Erteleme davranışları çok geniş bir yelpazede oldukları için her bir durumu özel olarak ele almak ve ona göre müdahalelerde bulunmak gerekebilir. Ama genel olarak neler yapılabileceğine de dair birkaç şeyden bahsedebiliriz. Öncelikli olarak ertelemeyi fark etmek ve nedenini saptamak gereklidir. Yukarıda da bahsettiğim gibi; başarısızlık korkusundan, mükemmeliyetçi yapıdan, karamsar bakış açısından, motivasyon düşüklüğünden, çarpıtılmış düşünce kalıplarından ve daha bir çok nedenden ötürü bu davranışı gösteriyor olabiliriz. Bunu bulmak için de kendimize bir takım sorular sorabiliriz: “En çok neleri erteliyorum? Neden erteliyorum? Hangi koşullarda erteliyorum? Neyi yapmayı istemiyorum? Neden istemiyorum?”
İkinci olarak, erteleme davranışının bize getirilerini ve götürülerini listeleyebiliriz.
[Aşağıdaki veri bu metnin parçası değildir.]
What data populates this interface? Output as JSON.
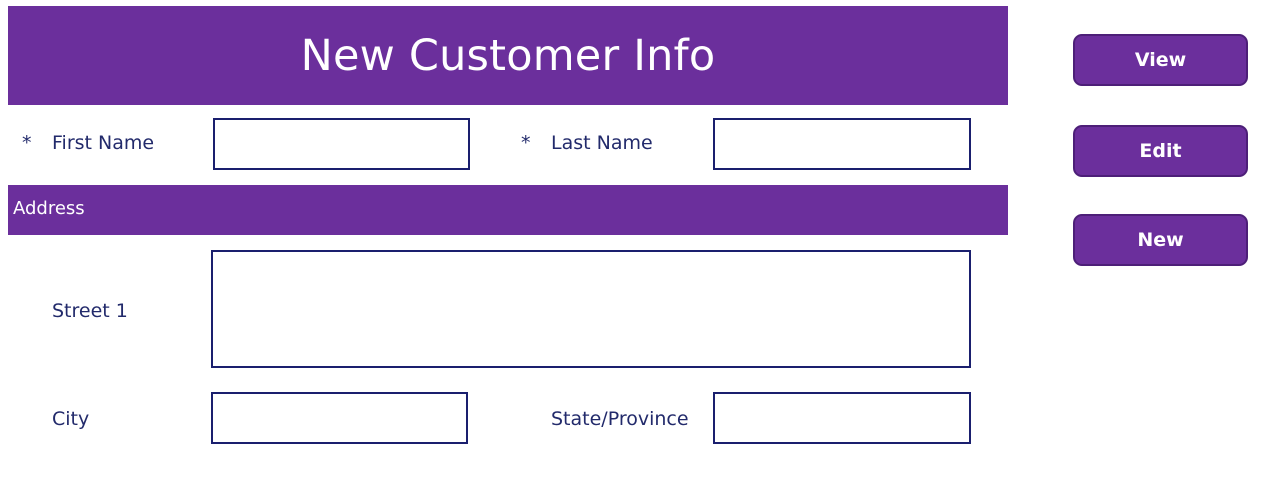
{
  "form": {
    "title": "New Customer Info",
    "required_marker": "*",
    "fields": {
      "first_name": {
        "label": "First Name",
        "value": ""
      },
      "last_name": {
        "label": "Last Name",
        "value": ""
      },
      "street1": {
        "label": "Street 1",
        "value": ""
      },
      "city": {
        "label": "City",
        "value": ""
      },
      "state_province": {
        "label": "State/Province",
        "value": ""
      }
    },
    "sections": {
      "address": "Address"
    }
  },
  "actions": {
    "view_label": "View",
    "edit_label": "Edit",
    "new_label": "New"
  },
  "colors": {
    "brand_purple": "#6b2f9c",
    "button_border": "#4d1f78",
    "field_border": "#1a1f6e",
    "label_text": "#222a6b"
  }
}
Bize iyi gelen taraflarını ve bedellerini görmek faydalı olabilir. Genelde, getirilerin kısa vadede yararlı ancak uzun vadede daha olumsuz ve zorlayıcı sonuçlara yol açtığını görürüz.
Üçüncü olarak ise, yapılacak işi bir kerede tamamen bitirmek yerine küçük adımlara bölmek yardımcı olabilir. Kendi kapasitemizi, isteğimizi ve bir işe verimli şekilde odaklanma süremizi en iyi kendimiz biliriz o yüzden bu durumda kendimizi tanımak önemlidir. Bir işe başlamadan önce ne kadar süre ayıracağınıza karar verip o süre tamamlandığında işi bırakıp zevk alabileceğiniz bir şey yapabilirsiniz. Sonrasında, tekrar o işe kaldığınız yerden devam edebilirsiniz veya geri kalan kısmı ertesi gün için yine benzer planı uygulayarak devam ettirebilirsiniz.
Burada önemli olan nokta, sürekli hale gelen ve hayatımızı etkileyen bir durum haline geldiğinde bu davranışa müdahale etmektir. Çünkü önceden bahsettiğim nedenler dışında en büyük zararlarından biri de kendimize karşı öfkelenmemize ve kendimizi cezalandırmaya kadar gidebilecek bir sürece neden olabilmesidir. Bu süreç de ertelemeyi daha fazla sıklaştırabilir. Erteleme davranışını değiştirmeye başlamak için kişinin kendi sınırlarını bilmesi, ihtiyaçlarının farkında olması ve gerçekçi beklentilerle, küçük adımlarla bir ucundan istemeyerek de olsa başlaması en temel unsurlardır.